Just finished reading Being German Canadian, which was released this past May by the University of Manitoba Press. This collection of essays by various academics contains writing styles that vary from hard-to-digest to accessible. Writing style aside, I recognized a fair bit about my own experiences as part of the immigrant community.

I already knew that Canada's prime minister, Lyon Mackenzie King, had been a Hitler supporter . . . but reading it in this book underlined it for me. I was also fascinated with how one of the contributors connected the German intergenerational guilt with the contemporary Canadian reconciliation with its own blemished past . . . the treatment of Indigenous Peoples who lived here before the European invasion. 

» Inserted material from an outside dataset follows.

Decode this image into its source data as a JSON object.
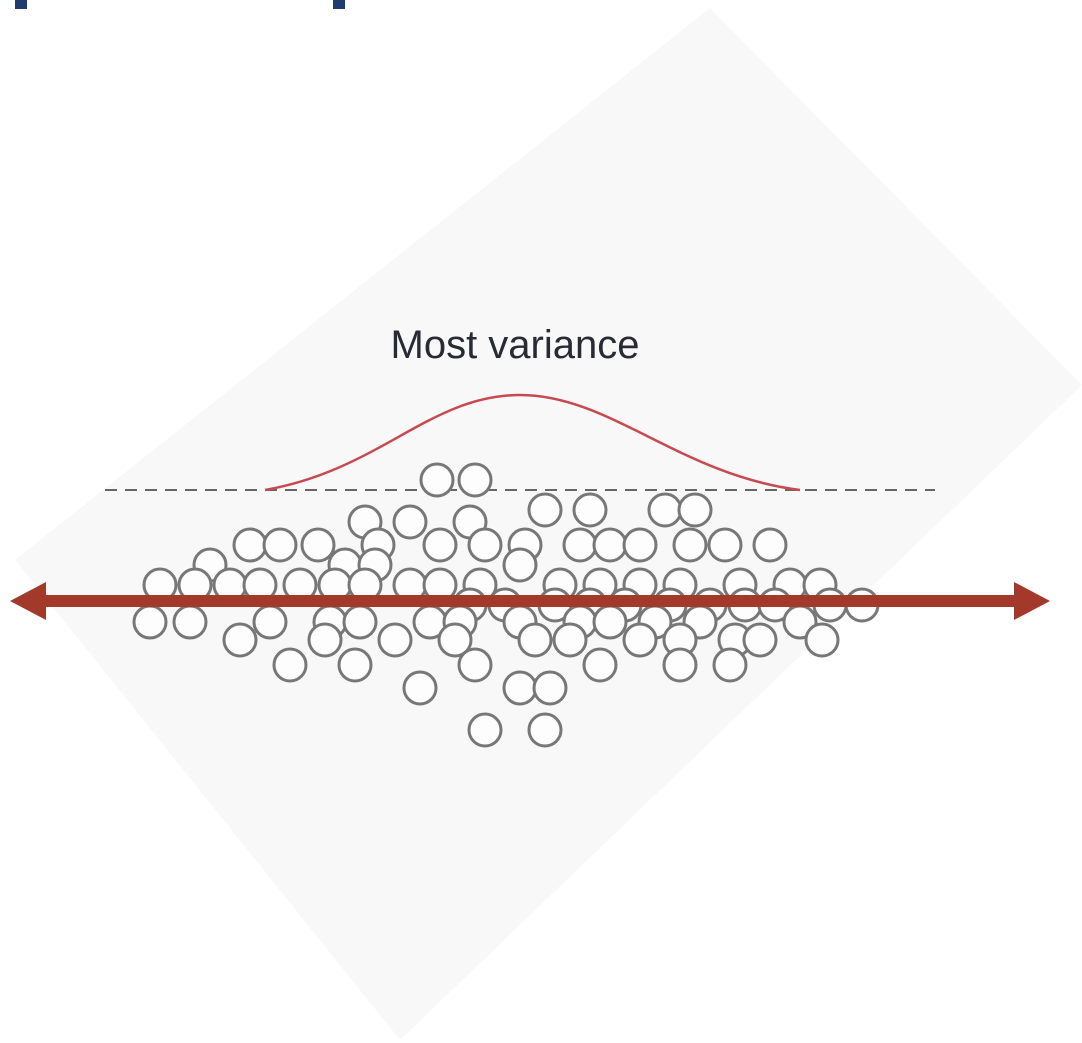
{
  "label": "Most variance"
}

I love when a book sends me off to research in another direction. This time, I want to look at the 1968 student riots in West Germany which became the turning point for that country's efforts to educate its own about the atrocities of the Holocaust. It's something that the immigrants to Canada missed out on. 

In spite of some essays with challenging/off-turning (to me) academic prose, I recommend this book to those interested in the German-Canadian experience. If you read only a part, then read the Afterword by Roger Frie.

This book reaffirms for me the power of novels and my favourite Kipling quote (sub-heading on my blog). Dry facts are fascinating, but on their own they lack the power of engagement that an empathetic character can provide. Some folks see fiction as untruths, I see fiction as a way to illustrate truths. 

Okay, now on to explore those 1968 German student riots. I’m glad somebody’s writing nonfiction. I guess we do need all kinds of writers . . . researchers, historians and novelists. . . to figure out who we are, where we came from, and where we might be going.